A organização das festas da bandeira de São Filipe e do dia do munícipio, reúne-se esta sexta-feira, 26, com as autoridades sanitárias, policiais e religiosas para equacionar a possibilidade da realização das festividades deste ano.

São Filipe: Organização das festas da bandeira e do dia do município reúne-se com autoridades locais

No encontro, que decorrerá nas instalações da Câmara de São Filipe, participa além do edil local e da responsável pela área da cultura, o administrador da Casa das Bandeiras, a Delegada de Saúde e o Direcor do hospital regional, a Polícia Nacional e representante da paróquia, conforme escreve a Inforpress.

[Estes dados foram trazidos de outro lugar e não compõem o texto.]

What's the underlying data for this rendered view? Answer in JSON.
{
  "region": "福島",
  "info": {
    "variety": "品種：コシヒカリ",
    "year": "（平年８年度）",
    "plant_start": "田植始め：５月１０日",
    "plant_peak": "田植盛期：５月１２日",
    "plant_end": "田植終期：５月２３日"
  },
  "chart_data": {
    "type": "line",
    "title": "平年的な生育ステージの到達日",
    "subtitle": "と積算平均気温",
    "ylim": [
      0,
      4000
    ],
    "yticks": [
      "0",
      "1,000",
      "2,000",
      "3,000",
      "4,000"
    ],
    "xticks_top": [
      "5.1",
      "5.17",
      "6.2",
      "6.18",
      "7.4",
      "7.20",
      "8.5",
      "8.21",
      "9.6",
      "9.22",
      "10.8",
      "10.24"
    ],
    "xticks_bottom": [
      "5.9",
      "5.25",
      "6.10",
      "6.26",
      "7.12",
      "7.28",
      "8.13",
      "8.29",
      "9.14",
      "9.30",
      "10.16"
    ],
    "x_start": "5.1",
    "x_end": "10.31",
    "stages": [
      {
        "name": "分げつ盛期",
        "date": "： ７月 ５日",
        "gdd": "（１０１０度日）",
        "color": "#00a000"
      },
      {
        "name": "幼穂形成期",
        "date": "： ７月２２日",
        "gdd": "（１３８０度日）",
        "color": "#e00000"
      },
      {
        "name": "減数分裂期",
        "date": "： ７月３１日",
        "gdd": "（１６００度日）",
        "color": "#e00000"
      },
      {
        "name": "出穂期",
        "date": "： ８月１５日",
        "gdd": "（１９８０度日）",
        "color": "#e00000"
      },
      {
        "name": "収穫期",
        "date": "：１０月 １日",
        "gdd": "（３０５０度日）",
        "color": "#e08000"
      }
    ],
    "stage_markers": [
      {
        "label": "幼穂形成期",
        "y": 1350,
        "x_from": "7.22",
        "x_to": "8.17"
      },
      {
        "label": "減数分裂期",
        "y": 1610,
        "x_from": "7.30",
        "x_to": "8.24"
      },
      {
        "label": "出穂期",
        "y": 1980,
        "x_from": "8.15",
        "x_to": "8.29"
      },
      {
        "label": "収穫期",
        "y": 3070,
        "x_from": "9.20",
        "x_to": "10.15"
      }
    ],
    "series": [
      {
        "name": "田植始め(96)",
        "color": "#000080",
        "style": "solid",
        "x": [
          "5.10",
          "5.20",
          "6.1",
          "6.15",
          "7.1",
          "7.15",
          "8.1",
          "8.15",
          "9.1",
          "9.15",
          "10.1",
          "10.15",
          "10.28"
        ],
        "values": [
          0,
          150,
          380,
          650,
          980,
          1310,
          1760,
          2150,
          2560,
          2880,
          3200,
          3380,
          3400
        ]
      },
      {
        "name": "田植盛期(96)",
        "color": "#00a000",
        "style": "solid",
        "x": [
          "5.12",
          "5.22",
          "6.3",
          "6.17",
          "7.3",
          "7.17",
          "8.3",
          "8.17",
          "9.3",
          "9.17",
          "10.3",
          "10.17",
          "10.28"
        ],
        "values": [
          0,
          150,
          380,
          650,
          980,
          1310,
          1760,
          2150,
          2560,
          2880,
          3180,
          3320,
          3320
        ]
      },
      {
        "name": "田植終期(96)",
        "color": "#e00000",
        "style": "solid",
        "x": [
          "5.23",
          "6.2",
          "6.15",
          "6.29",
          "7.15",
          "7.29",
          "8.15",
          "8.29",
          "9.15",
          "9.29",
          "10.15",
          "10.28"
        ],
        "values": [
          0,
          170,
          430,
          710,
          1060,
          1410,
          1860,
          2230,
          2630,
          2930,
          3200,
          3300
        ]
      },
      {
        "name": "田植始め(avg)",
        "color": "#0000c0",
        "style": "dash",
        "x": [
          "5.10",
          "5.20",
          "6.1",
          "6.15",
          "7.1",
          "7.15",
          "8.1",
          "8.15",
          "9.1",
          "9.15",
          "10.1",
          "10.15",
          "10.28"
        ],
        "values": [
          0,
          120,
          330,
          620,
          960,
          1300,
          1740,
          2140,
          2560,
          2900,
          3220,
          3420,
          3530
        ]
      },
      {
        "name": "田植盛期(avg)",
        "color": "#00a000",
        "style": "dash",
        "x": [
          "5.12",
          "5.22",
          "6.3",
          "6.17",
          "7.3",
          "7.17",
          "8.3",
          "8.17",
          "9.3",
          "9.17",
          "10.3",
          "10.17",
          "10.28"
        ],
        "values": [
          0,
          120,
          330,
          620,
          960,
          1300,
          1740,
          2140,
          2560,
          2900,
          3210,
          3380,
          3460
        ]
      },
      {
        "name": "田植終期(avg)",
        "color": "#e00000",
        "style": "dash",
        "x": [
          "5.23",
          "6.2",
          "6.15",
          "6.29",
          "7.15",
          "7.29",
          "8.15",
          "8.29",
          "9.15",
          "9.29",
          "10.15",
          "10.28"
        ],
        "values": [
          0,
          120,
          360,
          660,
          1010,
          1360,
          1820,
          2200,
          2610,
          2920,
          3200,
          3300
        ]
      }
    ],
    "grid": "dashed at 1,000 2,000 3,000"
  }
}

O administrador da Casa das Bandeiras, Henrique Pires que vai participar na reunião, disse à Inforpress que a sua instituição já tenciona, apenas realizar a missa, para evitar a aglomeração de pessoas, e que a decisão da Casa das Bandeiras será apenas oficializada no encontro.

Sabe-se que o encontro visa analisar “se há condições ou não” para a realização de algumas atividades culturais e outras relacionadas com as festividades da bandeira de São Filipe e do dia do município, em função da evolução da pandemia.

Ainda, segundo a Inforpress, a bandeira de São Filipe e o dia do município, habitualmente, são assinalados na última semana de Abril a primeiro de Maio, com um leque variado de atividades desportivos, culturais, recreativas e religiosas e que movimentam grande número de pessoas, com destaque para emigrantes e foguenses radicados nas outras ilhas.

Recorde-se quer no ano passado, devido à pandemia, as tradicionais festas de “Nhô Sanfilipe” não tiveram lugar depois de mais de 100 anos consecutivos, e as perspetivas para este ano apontam para o seu cancelamento pela segunda vez, mas esta decisão sairá do encontro do dia 26 de Fevereiro, conforme a nossa fonte. Esta acrescenta que a edição de 2020 resumiu-se, apenas, na celebração de uma missa com a presença de um número reduzido de tamboreiros e coladeiras, que levaram a bandeira da Casa das Bandeiras até a Igreja matriz e o percurso inverso, sem a habitual procissão e demais atividades.